His career was no more than the flash of a camera, as brilliant but brief light was followed by a thick and mundane darkness. Cardiologists here didn’t want him taking the risk of any sport, but he went to London for a second opinion. “I guess I was looking for the answer I wanted,” he smiles. And he got it too, being told it was far less serious. But when he sat down with his family to analyse the polarised opinions and options, they all agreed that hurling wasn’t everything, even in Kilkenny, and he’d be no use to any of them should the worst happen. That in mind, they eventually found the compromise of Clara.

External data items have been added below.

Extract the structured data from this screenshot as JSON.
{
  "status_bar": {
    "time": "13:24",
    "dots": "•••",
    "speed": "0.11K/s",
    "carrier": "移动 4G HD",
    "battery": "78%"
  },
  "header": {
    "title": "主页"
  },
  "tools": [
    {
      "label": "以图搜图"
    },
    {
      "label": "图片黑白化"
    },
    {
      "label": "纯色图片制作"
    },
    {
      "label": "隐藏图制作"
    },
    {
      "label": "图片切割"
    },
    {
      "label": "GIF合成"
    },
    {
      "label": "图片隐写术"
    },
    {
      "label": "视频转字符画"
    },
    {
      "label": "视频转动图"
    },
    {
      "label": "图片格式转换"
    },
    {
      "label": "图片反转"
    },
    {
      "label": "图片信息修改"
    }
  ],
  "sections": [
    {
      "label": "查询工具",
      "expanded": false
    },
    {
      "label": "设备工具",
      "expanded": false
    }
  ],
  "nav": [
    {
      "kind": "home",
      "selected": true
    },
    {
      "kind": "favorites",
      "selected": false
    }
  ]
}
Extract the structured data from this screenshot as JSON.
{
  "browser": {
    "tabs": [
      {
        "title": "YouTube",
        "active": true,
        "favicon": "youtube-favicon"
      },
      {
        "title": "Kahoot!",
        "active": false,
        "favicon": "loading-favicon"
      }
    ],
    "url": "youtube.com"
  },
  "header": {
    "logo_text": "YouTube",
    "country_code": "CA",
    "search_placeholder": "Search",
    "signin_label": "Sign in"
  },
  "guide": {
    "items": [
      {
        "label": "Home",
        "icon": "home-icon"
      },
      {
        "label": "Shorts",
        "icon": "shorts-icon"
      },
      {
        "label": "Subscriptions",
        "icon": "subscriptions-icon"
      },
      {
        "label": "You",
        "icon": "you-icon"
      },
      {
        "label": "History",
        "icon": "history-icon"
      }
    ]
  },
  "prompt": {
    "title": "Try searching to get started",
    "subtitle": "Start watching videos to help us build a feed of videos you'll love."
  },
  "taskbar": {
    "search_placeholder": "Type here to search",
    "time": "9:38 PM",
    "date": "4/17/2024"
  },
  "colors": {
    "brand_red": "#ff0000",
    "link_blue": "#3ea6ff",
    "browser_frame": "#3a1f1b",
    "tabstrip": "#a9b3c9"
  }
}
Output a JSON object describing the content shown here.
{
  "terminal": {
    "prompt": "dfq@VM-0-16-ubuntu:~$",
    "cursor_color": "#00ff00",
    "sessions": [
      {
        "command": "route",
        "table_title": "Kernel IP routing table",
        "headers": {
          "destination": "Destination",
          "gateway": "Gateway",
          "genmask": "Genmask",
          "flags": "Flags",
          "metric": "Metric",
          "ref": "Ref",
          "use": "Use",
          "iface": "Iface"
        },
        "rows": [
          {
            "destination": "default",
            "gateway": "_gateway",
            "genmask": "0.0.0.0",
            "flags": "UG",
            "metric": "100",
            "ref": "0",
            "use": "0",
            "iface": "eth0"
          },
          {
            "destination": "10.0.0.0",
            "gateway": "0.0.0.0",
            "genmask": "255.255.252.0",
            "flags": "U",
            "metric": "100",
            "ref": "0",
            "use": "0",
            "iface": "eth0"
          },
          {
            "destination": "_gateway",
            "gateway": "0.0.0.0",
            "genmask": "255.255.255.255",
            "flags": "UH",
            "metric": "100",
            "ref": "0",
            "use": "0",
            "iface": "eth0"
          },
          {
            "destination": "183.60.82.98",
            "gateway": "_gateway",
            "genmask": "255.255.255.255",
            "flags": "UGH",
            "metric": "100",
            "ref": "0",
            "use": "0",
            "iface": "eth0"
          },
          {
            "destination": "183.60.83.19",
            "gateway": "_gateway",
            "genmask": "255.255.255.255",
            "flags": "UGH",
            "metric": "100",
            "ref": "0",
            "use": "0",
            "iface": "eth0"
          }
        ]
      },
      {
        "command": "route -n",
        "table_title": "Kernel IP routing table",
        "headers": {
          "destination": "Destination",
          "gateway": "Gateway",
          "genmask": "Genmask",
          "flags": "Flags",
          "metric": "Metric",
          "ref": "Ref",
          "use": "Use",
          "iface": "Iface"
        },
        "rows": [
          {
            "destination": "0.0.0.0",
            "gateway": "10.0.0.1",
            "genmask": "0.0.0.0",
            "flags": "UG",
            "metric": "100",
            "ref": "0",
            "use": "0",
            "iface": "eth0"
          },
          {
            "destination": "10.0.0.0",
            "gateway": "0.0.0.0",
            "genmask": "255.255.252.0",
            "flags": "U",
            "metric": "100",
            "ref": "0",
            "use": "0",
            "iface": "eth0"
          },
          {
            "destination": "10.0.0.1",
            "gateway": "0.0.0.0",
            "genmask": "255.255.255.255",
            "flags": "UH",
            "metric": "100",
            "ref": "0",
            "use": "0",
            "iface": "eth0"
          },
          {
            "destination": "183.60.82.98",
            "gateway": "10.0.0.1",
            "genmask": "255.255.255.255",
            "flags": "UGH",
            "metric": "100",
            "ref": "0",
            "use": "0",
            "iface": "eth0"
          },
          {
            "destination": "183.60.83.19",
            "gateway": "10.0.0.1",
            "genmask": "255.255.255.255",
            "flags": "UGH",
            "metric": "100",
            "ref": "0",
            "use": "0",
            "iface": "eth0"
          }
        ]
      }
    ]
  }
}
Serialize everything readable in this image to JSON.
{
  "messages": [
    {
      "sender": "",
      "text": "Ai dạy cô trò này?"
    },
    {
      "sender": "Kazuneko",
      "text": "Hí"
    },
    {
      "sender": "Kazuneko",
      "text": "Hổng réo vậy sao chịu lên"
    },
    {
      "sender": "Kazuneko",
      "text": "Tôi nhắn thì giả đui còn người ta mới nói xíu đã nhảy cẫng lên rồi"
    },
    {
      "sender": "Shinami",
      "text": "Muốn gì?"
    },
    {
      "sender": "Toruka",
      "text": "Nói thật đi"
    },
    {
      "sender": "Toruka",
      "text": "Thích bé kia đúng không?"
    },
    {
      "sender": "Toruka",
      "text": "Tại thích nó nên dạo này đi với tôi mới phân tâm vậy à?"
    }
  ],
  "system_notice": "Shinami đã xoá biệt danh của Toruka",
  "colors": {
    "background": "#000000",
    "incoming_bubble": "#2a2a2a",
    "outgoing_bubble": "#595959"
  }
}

“It is a weird situation. Back then, all I wanted to do was push myself to make the Kilkenny team on a regular basis. It was daunting at first, walking into a room with DJ and these guys, a culture shock. But pretty quickly you love being around these personalities and part of their team and suddenly that was taken away. My generation came onto that team with me and it helped make it easier and you see what they’ve won now, not that I’d begrudge the lads any of it. Instead I’d be saying I was delighted to be there when I was, however short a time that was.

“Coming to All-Ireland days, you might get a bit nostalgic but I had three great years. I could’veve been better but I’d hate to look back and say ‘what if’. And look at the flip side. You have to take that on board and it was kind of a blessing in disguise. Cormac (McAnallen) was a year before that and you hear about Sudden Adult Death Syndrome a bit since and it’s a real tragedy. So you feel lucky and then again, a tiny part of you thinks if you didn’t know and never found out, you could be involved in some way.”

That’s why his club has been a saviour, feeding some of the hunger. Phelan goes for check-ups every six months to look for further deterioration and the fact there’s been none means he’s stayed clear of medication, which in turn means he can still line out for Clara. Initially, that was about the social aspect but this season it’s been a throwback to a decade ago, and about being the best. First there was a Kilkenny intermediate title and tomorrow there’s a Leinster final. Few will notice but for him it’s still everything.

“You really appreciate it. It’s nice to be involved. I did enjoy my time with Kilkenny, even all the training, the names, the games that were there. But this is still a Leinster final, no matter the grade. It’s a big deal. It’s great to say you are representing Kilkenny. Club is great, because these guys, you grew up with them, they are part of your fabric. But it’s more than club. We are a Kilkenny team going out there. That’s why, after everything, if we could win it’d be one of the highlights of my career.”